Yukarlardan dalga dalga yayılan komut böyle…
İlk gün hemen Burhan Kuzu yazdı; “Doğru olsa bile inanan olmaz!”
Dün de Fehmi Koru’dan okuduk: “Hiç Zorlamayın. İ-nan-mam!” diyor Koru: “İsterseniz ‘saf’ deyin bana, isterseniz başka bir sıfat takın; bu tavrımın değişeceğini sanmıyorum.” Ve devam ediyor:
“Tayyip Erdoğan gibi biri harama el uzatmaz; diyelim Şeytan’a uydu, onun gibi biri, günahına çoluk çocuğunu ortak etmez
O bunu yapmaya kalsa, yanında tek kişi kalmaz…
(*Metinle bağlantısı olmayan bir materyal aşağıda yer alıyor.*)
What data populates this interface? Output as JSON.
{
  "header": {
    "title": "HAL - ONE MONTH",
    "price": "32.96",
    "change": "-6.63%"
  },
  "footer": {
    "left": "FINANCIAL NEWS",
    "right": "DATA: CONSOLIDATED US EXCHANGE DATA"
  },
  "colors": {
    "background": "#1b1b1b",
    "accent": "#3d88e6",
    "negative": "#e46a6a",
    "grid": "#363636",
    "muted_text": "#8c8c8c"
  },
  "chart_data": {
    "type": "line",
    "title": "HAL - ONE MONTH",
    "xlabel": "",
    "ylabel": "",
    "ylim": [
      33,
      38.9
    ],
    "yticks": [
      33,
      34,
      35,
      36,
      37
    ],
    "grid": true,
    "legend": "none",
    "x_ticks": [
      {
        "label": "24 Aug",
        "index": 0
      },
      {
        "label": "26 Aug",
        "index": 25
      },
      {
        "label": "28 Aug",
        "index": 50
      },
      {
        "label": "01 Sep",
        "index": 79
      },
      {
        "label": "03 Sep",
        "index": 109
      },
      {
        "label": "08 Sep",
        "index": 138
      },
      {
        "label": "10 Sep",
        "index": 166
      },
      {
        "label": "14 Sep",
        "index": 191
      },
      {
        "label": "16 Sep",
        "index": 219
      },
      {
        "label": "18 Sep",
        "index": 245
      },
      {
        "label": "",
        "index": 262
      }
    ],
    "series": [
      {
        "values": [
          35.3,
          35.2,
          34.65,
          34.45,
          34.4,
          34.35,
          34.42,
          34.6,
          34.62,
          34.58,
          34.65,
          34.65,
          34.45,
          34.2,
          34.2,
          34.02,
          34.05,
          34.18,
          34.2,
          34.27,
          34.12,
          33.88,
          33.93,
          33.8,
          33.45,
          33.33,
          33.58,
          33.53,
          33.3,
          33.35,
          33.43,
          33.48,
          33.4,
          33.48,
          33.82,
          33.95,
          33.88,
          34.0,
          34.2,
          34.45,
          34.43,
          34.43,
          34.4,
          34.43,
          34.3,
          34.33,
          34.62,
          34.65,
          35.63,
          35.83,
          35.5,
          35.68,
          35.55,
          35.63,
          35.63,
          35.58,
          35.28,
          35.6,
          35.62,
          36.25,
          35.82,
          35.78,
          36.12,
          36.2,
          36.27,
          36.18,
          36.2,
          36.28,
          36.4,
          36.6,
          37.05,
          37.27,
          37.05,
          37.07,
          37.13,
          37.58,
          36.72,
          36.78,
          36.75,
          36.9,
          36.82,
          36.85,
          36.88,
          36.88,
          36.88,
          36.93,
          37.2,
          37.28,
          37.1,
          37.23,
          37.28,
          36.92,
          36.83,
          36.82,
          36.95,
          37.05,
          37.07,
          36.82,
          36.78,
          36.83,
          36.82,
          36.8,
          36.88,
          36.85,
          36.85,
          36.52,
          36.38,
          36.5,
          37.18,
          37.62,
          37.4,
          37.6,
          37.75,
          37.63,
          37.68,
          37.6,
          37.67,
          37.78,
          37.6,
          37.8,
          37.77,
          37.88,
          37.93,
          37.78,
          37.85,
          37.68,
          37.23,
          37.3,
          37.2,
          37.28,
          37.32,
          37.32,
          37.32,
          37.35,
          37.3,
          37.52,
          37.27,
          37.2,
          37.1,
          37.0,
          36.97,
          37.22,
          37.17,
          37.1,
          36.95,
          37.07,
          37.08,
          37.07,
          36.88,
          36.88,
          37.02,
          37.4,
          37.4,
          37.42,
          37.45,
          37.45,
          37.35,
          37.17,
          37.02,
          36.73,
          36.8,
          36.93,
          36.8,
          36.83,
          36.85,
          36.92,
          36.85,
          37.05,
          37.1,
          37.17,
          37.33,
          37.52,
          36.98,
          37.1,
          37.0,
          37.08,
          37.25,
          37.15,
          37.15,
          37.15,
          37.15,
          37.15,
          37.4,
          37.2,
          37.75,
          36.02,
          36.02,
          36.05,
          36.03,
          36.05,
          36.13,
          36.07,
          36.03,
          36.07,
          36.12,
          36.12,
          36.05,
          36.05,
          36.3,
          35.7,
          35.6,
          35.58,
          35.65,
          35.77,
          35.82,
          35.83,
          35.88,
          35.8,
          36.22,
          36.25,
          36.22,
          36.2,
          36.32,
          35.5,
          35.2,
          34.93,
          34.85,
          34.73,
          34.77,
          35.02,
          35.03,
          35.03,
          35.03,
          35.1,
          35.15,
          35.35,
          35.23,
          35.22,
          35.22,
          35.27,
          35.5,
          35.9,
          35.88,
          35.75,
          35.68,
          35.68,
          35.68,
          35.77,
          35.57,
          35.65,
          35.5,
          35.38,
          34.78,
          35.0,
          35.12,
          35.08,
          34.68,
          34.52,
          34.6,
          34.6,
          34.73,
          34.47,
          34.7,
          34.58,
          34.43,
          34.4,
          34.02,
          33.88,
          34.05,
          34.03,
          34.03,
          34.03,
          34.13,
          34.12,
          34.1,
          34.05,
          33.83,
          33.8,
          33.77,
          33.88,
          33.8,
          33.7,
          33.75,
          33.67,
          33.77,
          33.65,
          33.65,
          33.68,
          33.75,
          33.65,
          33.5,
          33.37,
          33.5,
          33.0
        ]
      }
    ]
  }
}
İnanan insan da sonuçta insandır ve günah işleyebilir ancak işlenecek günahın da bir sınırı var…”
“Harama el uzatmaz”, “çocuklarını harama ortak etmez” ve haşa “günahların Rubicon çizgisini asla aşmaz”(!) ön kabulüyle Koru, kasetlerle ilgili hiçbir delil/emare/veriye inanmıyor.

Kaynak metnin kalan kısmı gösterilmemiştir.